Porque, hasta ahora, se entendía que se disputaba con criterios creativos y
supuestamente racionales. Ahora todo se ha dejado en manos de los números y el
valor se ha rebajado a la cantidad de lectores que hayan sido inducidos al
conocimiento de una obra. ¿Quién induce a ese conocimiento, a esa lectura o a
esa visión? Naturalmente, los medios de comunicación de masas y la publicidad,
sobre todo. No quiero reducir la capacidad individual a la nada, pero defender
que la libertad es absoluta significa estar fuera de la realidad. Leemos lo que
nos proponen, vemos lo que quieren, atendemos a la escala de valores que nos
imponen. ¿Y quién tiene esa capacidad de crear opinión, de apuntalar una escala
de valores, de aflorar un magma en el que después se cultiva lo que se cultiva?
Pues los que tienen poder, concretado en el dinero.
De este modo, el canon se ha pasado al edificio de la economía; en él son
patronos el dinero y la cuenta de resultados y la publicidad orientada a ello
es su principal aliada. La belleza se iguala con el éxito y este con el número
de aprobaciones inducidas por los poderes económicos. El concepto de belleza se
ha vuelto volátil y perecedero, todo es perecedero y líquido, no hay certeza en
nada y manda el número de likes que
se hayan posado en el producto. Es necesario para que se siga produciendo y el
consumo no pare.
Lo peor de todo es que, al menos antes, muchos creadores se sometían a la
opinión formada y seria de quien conocía el proceso y articulaba conceptos que
aspiraban a ser universales y duraderos. Ahora, muchos, demasiados, se han
convertido en sus propias abuelas y no dejan de publicitarse en cualquier medio
a su alcance para conseguir ese aplauso mediocre; no esperan a la opinión del
crítico sereno, sino que se adelantan a expresar sus cualidades, como si
tuvieran que vender un producto que no se puede medir por el aplauso de
cualquiera. Han olvidado aquel precepto evangélico que recomendaba que la mano
derecha no sepa lo que hace la izquierda, o aquel consejo que declaraba que de
uno deben hablar los demás antes que uno mismo. Las palabras de Machado se han
perdido en el olvido y en el tiempo: Todo
necio confunde valor y precio.
Y aún más negativo es que encima lo quieren presentar como si fuera la
fórmula más democrática. Y es que numéricamente tienen razón: “Esta obra tiene tropecientos mil lectores”.

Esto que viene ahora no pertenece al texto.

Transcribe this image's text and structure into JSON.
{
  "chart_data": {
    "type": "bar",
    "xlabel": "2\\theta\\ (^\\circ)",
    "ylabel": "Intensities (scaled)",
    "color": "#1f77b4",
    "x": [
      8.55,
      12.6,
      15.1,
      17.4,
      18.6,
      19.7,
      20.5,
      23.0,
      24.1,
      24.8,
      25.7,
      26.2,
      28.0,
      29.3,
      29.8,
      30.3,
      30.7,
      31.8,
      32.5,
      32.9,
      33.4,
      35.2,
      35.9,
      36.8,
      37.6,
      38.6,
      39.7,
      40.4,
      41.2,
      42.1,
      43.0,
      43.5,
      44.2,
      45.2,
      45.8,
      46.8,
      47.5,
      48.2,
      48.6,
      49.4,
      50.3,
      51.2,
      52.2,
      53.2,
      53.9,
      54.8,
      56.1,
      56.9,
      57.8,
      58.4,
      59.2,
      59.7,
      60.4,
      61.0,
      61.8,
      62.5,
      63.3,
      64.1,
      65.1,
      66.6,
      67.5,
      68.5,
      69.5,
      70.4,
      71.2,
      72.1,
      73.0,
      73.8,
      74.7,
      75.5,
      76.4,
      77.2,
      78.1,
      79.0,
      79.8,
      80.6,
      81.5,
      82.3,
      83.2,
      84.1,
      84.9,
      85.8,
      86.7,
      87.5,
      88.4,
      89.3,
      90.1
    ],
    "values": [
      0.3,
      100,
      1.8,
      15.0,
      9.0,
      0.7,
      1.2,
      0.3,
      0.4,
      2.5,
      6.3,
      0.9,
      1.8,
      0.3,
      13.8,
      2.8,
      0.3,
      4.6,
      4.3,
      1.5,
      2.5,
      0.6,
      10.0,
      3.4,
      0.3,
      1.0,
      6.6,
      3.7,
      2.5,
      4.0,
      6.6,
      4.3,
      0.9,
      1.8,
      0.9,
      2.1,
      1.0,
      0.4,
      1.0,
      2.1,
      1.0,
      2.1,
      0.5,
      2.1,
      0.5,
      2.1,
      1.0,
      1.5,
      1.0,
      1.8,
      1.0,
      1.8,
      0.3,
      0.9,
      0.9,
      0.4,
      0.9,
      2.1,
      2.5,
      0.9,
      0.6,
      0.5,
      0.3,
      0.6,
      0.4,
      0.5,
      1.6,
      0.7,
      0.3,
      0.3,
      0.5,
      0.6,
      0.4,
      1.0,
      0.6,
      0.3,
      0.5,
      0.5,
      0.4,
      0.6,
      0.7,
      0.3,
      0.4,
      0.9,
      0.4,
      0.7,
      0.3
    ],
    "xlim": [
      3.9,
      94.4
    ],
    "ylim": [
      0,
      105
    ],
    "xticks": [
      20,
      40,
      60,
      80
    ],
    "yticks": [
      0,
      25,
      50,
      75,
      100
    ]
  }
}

“Ha conseguido en internet millones de
visitas”. Y se quedan frescos y oreados. Es fórmula que se da por buena y
que produce noticias en televisiones y otros medios.
Así que, muerto el canon clásico, viva el canon del dinero, de la
mediocridad y de las modas inducidas que estabulan a los rebaños.
¿Y si aplicamos esa consideración a los demás ámbitos de la vida? Por
ejemplo, a la forma de elección política. Mejor no asomarse al abismo, porque,
si lo miras fijamente, puede terminar mirándote él a ti.